Reporting from London, The Business notes that so-called tax havens are among the world's richest jurisdictions. But rather than emulating success, high-tax nations attack these free-market outposts — with the Paris-based Organization for Economic Cooperation and Development leading the charge:
Of the 20 wealthiest nations, 13 of them are low-tax territories. ...In the past few years, politicians from the developed world have led a determined assault on tax havens. ...The Paris-based Organisation for Economic Co-operation and Development has led a series of attacks on the world’s tax havens, accusing them of complicity in money laundering and of lacking transparency. At one point the French government advocated an international boycott of tax havens, arguing that EU banks should refuse to deal with them. ...Even the Vatican has joined the campaign. Pope Benedict XVI was reported last month to be working on a doctrinal pronouncement that will condemn tax evasion as “socially unjust”, while the planned encyclical — the most authoritative statement a pope can issue — will denounce the use of tax havens and offshore bank accounts by wealthy individuals, on the grounds that they reduce the tax revenues raised for the benefit of society as a whole (although curiously the Vatican hasn’t reacted so well to proposals by the Italian government to curb the Catholic church’s own tax break). But instead of attacking tax havens, other countries should be trying to learn from them. The way they lead the global wealth rankings is testament to the power of lower taxes to raise overall living standards.
The story explains that the demagoguery against low-tax jurisdictions — particularly regarding charges of money laundering — is false (something that is confirmed by both international bureaucracies and U.S. government sources):
[T]hough money laundering through the Cayman Islands may be a staple of popular fiction, there isn’t much evidence for it in the real world. Most criminals launder the proceeds of the crimes domestically, since they are well aware that moving their money across borders only increases the chances of detection. Terrorists use traditional networks of money changers — not banks in Jersey.

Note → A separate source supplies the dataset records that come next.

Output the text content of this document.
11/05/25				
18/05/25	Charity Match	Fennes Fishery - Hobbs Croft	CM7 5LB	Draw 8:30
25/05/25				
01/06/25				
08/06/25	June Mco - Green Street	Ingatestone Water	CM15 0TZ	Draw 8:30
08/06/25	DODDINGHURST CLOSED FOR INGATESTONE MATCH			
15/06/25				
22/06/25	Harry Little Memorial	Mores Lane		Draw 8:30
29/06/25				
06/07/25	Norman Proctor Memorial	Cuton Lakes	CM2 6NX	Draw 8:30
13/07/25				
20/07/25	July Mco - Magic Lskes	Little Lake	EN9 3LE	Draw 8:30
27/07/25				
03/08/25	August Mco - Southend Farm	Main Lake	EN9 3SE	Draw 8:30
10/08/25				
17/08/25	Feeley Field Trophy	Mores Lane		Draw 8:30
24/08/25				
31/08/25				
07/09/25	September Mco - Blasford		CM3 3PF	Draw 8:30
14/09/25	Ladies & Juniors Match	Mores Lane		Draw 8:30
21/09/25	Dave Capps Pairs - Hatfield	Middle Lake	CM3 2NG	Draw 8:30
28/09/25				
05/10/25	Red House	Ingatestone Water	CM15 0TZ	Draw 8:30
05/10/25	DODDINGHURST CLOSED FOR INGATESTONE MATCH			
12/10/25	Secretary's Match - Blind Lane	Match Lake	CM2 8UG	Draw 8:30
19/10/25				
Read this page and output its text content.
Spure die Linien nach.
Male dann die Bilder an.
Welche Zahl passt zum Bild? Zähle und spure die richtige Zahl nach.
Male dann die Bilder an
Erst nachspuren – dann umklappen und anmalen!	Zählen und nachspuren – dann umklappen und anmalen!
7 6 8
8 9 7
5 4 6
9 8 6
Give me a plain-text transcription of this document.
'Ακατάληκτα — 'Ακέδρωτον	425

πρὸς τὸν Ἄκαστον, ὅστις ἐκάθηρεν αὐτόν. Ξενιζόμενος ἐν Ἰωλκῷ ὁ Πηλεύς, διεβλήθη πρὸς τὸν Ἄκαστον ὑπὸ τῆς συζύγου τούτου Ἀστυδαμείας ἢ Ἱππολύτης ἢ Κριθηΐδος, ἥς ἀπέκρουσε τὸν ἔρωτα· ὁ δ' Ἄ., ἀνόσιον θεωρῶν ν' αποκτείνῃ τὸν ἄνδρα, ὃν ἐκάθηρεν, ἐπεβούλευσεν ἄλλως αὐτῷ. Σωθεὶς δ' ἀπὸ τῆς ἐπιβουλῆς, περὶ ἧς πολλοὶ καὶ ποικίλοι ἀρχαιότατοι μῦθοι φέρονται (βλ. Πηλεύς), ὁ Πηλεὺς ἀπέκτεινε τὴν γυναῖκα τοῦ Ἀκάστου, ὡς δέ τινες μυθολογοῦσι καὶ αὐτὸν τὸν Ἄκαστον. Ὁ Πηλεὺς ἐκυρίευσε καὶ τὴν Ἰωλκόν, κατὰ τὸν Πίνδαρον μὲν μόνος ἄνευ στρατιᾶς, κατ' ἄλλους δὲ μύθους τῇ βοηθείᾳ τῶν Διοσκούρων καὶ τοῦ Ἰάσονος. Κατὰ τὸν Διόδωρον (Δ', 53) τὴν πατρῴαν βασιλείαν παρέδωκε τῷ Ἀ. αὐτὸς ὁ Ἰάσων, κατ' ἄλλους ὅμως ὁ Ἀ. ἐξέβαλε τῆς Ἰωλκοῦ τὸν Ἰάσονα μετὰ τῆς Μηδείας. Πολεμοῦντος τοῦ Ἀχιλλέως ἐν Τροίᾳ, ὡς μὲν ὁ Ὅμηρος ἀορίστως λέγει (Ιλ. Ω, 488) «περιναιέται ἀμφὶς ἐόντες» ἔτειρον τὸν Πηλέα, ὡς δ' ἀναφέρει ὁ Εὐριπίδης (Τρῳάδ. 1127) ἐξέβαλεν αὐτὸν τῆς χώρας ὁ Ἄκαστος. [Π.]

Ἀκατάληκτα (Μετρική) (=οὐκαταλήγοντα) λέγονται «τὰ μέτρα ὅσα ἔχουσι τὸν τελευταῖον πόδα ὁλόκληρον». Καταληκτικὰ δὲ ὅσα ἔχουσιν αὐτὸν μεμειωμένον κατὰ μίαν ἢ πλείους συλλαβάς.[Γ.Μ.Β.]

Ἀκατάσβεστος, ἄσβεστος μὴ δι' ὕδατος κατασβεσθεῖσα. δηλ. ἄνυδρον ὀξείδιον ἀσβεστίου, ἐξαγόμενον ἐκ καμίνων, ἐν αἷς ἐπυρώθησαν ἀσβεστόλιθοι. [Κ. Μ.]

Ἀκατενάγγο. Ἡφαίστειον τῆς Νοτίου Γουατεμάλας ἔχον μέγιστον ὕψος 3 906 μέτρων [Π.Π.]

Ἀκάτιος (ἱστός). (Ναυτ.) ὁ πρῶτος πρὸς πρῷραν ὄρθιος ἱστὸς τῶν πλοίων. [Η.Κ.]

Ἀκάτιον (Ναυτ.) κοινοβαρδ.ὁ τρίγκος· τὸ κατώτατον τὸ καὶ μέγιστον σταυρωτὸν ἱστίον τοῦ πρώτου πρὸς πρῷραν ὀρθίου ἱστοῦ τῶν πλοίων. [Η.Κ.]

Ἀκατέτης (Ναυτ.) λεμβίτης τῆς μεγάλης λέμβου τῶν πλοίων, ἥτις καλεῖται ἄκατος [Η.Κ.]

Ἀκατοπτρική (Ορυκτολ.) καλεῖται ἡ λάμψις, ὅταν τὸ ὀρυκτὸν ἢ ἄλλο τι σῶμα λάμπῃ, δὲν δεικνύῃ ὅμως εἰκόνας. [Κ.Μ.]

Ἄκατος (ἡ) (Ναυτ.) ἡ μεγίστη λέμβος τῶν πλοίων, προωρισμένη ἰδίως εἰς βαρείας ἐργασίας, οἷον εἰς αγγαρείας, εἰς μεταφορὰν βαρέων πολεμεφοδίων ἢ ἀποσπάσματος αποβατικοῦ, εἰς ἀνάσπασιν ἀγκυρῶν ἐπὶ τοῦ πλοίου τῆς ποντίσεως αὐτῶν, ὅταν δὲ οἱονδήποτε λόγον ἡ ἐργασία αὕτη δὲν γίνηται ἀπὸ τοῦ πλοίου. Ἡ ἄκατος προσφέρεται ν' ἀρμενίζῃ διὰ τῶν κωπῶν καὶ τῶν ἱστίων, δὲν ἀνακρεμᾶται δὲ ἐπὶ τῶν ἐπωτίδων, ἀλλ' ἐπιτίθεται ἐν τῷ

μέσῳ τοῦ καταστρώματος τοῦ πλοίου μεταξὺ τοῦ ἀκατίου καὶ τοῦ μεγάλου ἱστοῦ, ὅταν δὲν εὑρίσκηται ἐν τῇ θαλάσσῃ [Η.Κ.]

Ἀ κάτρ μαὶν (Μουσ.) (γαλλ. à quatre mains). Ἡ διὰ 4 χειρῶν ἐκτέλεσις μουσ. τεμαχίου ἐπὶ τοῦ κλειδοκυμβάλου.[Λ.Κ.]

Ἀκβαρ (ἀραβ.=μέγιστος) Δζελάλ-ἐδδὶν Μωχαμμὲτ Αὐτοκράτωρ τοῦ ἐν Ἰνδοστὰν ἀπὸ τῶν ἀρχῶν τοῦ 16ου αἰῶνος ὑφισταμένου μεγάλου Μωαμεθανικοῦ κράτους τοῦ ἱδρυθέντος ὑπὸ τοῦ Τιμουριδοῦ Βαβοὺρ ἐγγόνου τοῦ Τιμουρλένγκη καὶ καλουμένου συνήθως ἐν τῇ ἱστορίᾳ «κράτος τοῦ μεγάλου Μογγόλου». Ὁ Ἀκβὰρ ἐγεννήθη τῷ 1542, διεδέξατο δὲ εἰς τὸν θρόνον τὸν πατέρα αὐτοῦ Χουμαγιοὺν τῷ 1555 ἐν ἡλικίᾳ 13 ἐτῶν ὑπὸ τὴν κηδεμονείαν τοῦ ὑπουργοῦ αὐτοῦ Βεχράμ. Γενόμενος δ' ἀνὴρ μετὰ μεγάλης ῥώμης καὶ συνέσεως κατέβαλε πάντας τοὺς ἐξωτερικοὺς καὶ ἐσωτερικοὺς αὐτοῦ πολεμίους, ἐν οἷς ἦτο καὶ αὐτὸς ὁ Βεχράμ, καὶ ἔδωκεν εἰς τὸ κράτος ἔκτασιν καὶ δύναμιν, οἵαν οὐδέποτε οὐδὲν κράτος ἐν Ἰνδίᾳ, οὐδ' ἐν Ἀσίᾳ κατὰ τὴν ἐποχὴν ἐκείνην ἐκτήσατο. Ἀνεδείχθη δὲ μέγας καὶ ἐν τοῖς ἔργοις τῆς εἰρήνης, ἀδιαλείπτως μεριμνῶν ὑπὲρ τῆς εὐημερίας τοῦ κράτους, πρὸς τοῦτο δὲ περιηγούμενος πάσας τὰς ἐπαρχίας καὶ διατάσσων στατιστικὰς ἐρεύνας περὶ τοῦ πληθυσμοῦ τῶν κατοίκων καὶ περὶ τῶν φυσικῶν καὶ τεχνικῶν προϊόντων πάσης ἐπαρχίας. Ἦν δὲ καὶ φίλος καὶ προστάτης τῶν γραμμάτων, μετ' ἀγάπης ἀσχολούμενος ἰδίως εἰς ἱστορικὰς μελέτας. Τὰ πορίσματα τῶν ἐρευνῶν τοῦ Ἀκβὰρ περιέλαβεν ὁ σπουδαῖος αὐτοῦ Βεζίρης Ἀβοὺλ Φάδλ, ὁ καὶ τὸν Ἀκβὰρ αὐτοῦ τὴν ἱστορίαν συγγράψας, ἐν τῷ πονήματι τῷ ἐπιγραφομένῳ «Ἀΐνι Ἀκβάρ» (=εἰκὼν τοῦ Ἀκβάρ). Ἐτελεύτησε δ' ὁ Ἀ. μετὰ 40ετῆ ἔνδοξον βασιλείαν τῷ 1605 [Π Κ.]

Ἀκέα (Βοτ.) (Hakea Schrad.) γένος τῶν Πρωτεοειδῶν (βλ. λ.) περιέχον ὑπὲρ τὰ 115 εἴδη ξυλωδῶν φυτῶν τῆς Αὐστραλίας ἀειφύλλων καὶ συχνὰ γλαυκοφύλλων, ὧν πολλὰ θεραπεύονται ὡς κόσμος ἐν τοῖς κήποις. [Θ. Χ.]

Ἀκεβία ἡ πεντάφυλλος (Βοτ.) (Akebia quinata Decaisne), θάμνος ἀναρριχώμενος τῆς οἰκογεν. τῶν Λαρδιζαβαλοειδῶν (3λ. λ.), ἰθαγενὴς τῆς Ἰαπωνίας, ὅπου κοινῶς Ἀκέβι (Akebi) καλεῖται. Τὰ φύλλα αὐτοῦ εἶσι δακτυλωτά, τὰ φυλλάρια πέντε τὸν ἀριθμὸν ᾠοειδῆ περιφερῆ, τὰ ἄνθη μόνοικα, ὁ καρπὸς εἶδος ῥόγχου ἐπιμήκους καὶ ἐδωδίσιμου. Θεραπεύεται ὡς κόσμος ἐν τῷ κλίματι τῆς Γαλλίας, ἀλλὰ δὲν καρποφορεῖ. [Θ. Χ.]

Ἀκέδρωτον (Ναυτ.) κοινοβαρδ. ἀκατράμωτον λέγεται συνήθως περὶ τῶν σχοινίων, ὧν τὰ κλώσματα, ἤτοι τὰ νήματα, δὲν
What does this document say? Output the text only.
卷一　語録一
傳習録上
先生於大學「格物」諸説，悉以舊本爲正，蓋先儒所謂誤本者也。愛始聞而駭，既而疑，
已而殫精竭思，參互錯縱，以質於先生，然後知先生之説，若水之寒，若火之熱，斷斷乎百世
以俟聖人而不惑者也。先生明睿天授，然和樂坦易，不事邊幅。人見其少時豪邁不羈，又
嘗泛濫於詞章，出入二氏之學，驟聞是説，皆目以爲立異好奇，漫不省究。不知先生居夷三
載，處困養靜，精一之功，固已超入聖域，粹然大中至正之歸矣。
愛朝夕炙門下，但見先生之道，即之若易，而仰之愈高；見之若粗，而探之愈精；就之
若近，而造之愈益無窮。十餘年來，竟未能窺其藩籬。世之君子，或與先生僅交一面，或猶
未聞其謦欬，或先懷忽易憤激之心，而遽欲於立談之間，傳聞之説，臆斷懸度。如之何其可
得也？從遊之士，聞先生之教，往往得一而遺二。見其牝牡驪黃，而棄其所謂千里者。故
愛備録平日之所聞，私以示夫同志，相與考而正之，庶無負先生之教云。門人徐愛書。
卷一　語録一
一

The article closes with an excellent summary of the key issues. Tax competition constrains politicians and it encourages policies that make ordinary people richer, and tax havens play a key role in this process:
Low-tax territories provide an alternative to the high-tax world. They impose some discipline on governments elsewhere, restricting the amount they can raise in taxes by providing an escape route. But more importantly, they demonstrate the ability of lower taxes to consistently raise living standards, even in the most unpromising locations. Maybe it is time to stop hammering the tax havens — and start trying to learn from them instead.